For 25 years, nobody ate more meat than Gary Yourofsky. He wore leather shoes and even owned a goat fur coat.
But now, at age 36, Yourofsky is a vegan activist. He neither eats nor wears anything that once had a face, a mother or a bowel movement.
Yourofsky is the founder of the Royal Oak-based animal rights organization, ADAPTT (Animals Deserve Absolute Protection Today and Tomorrow). Lean, toned, and just a little bald, he delivers his litany to college classrooms around the country. Since ADAPTT’s 1996 inception, Yourofsky has given nearly 1,000 lectures — and on Nov. 14, he spoke at Wayne State University.
Yourofsky shows footage he took himself showing the gruesome inside of slaughterhouses. Cows are chopped up and baby chicks run through grinders. He uses “Even God Must Get the Blues” by Jo Dee Messina as background music, and as the line, “Rain falls down from heaven” plays, a goat’s blood sprays from its wounded neck on to the ground.
As people turned away from the footage, Yourofsky said, “If it’s not good enough for your eyes, then why your stomach?”
Yourofsky’s path to veganism began in his early 20s when he went behind the scenes at the Shrine Circus, where his stepfather is a clown. He saw three elephants chained to the floor, swaying neurotically from their imprisonment. He looked around and saw bears in yellow tutus and tights and other unnatural sights.
He said to his friend, “Let’s get the hell outta here.” Over the next few years he switched to a vegan lifestyle.
As a vegan, he is opposed to speciesism, which holds that humans have a right to do whatever they want to animals — whether to be eaten, or experimented on, or treated poorly. Yourofsky feels that animals have the right to live free; human enslavement of lower creatures, he said, is a form of social injustice.
On April 31, 1997, Yourofsky, with members of the Animal Liberation Front, released 1,542 minks from Ebert’s Fur Farm in Blenheim, Ontario. He spent 77 days in a Canadian prison for his efforts.

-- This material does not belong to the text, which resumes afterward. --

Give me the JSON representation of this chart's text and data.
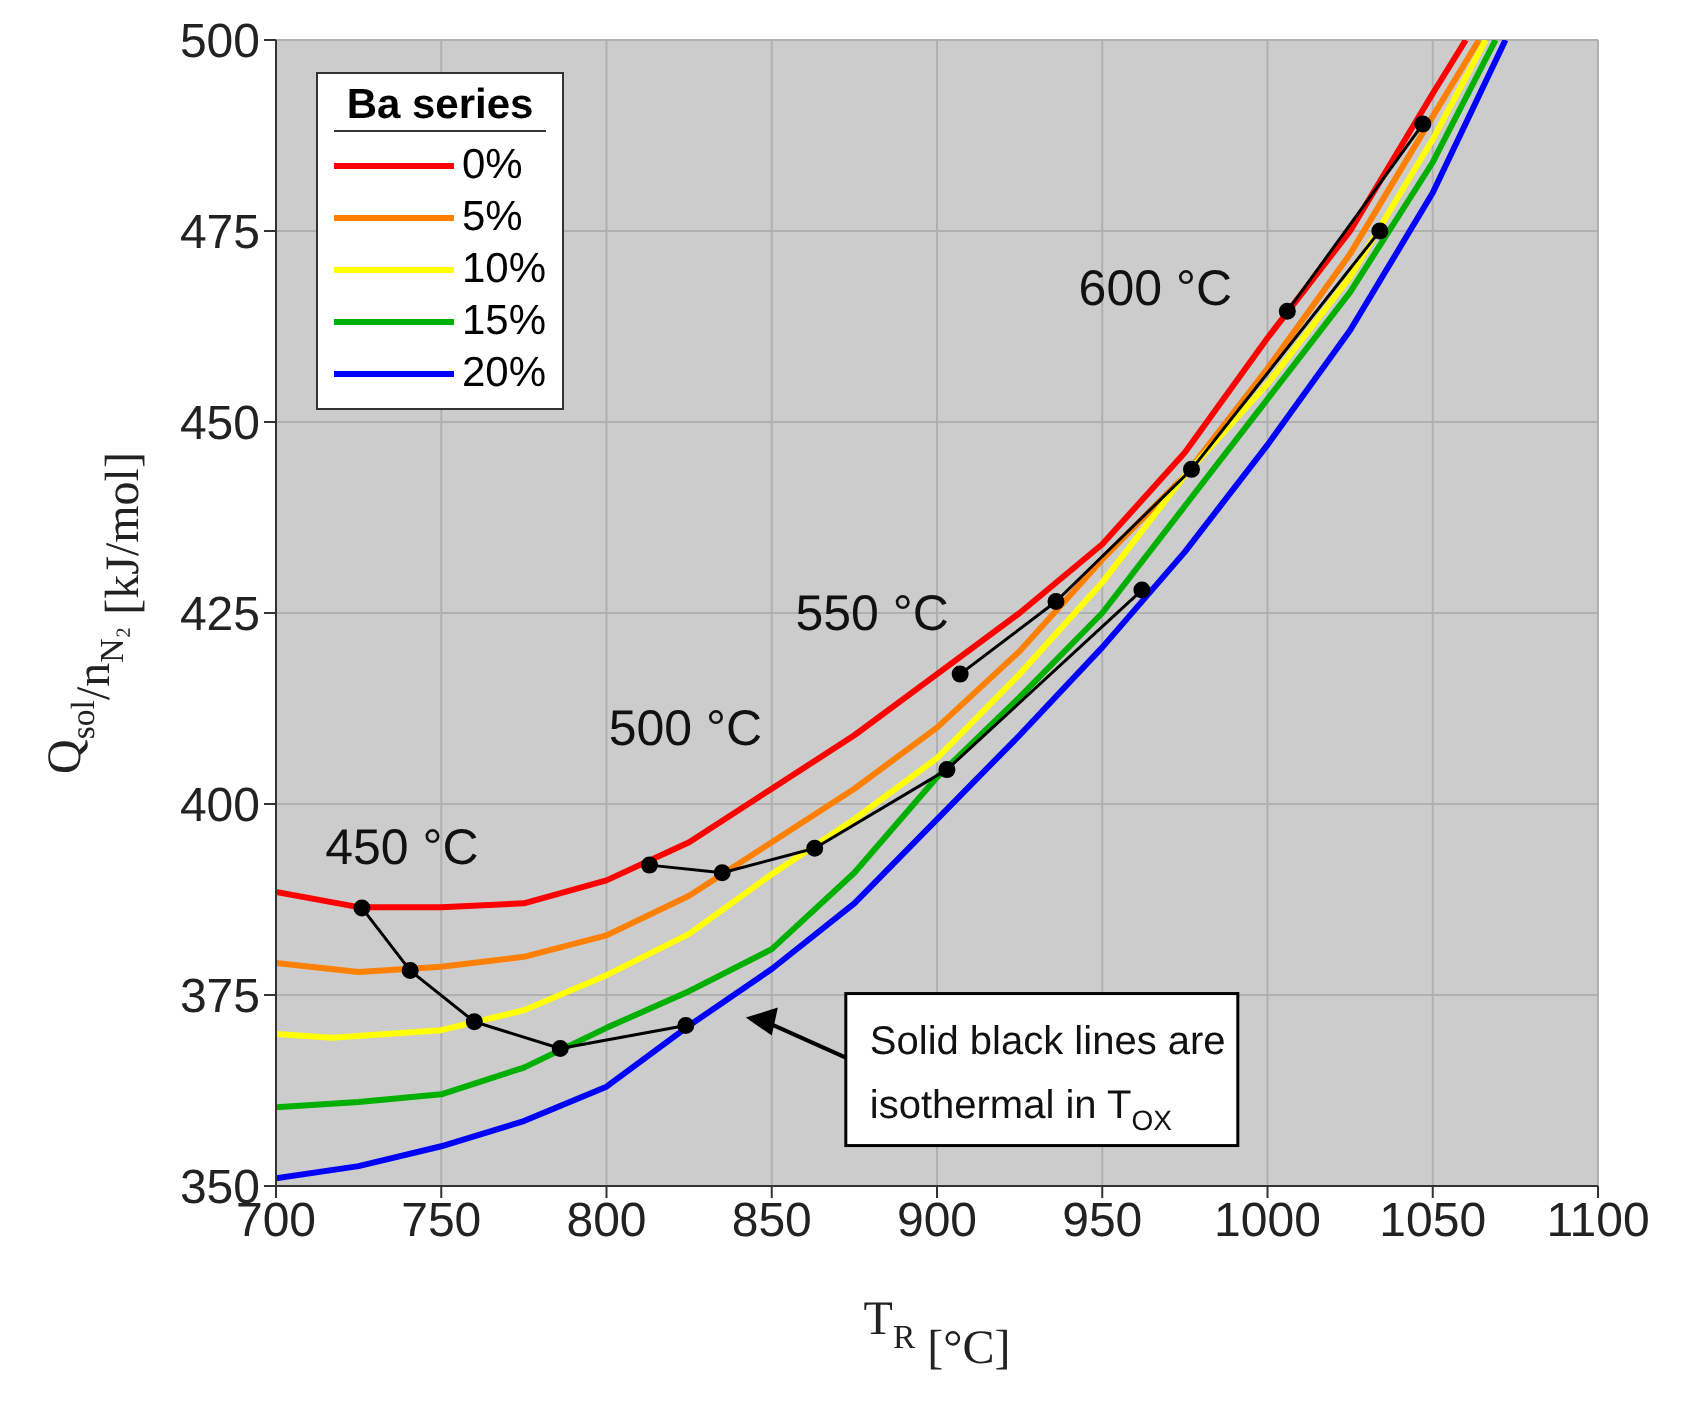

His contention is, why is it illegal to free tortured and enslaved animals, but legal to harvest animals for slaughter in the first place? Which is the greater crime? In Yourofsky’s mind, there is no question about this. Fighting for animal rights allows him to be able to look at himself in the mirror every day.
As for those who love a tasty piece of meat and are hooked, Yourofsky once loved meat as well. He thinks it is a murderous addiction, one based on cruelty for wanting a piece of flesh.
“But, sadly, heroin, cocaine and alcohol ain’t got shit on meat, cheese, milk and eggs,” said Yourofsky.
According to Yourofsky, 98-99 percent of all animal abuse occurs in the meat, dairy and egg industry. Also, it is an industry that uses up 70 percent of the U.S.’s crops that could be used to feed humans. Meat and dairy are subsidized by the government. Water is free to farmers, and cattle are allowed to graze on public land. It is about supply and demand. If people stop wanting these products, the cruelty would stop, too.
Yourofsky went on to say that humans find difficulty in digesting meat, and that it makes the blood acidic. To combat this, calcium is leached out of bones to correct the pH. Furthermore, many people are lactose intolerant. These are more reasons to veg it, and go whole grain, legumes, tofu and soy.
“How is soy gross? Blood, flesh, veins, muscles and tendons are gross,” said Yourofsky.
Yet at the heart of his argument, Yourofsky feels animals should be treated by the golden rule. Animals should be treated as humans are treated. He quoted clergyman William Inge as saying, “If animals formed a religion, humans would be depicted as the devil.”
Yourofsky sees hatred from every corner of society. This is his way to lift up those he sees as oppressed.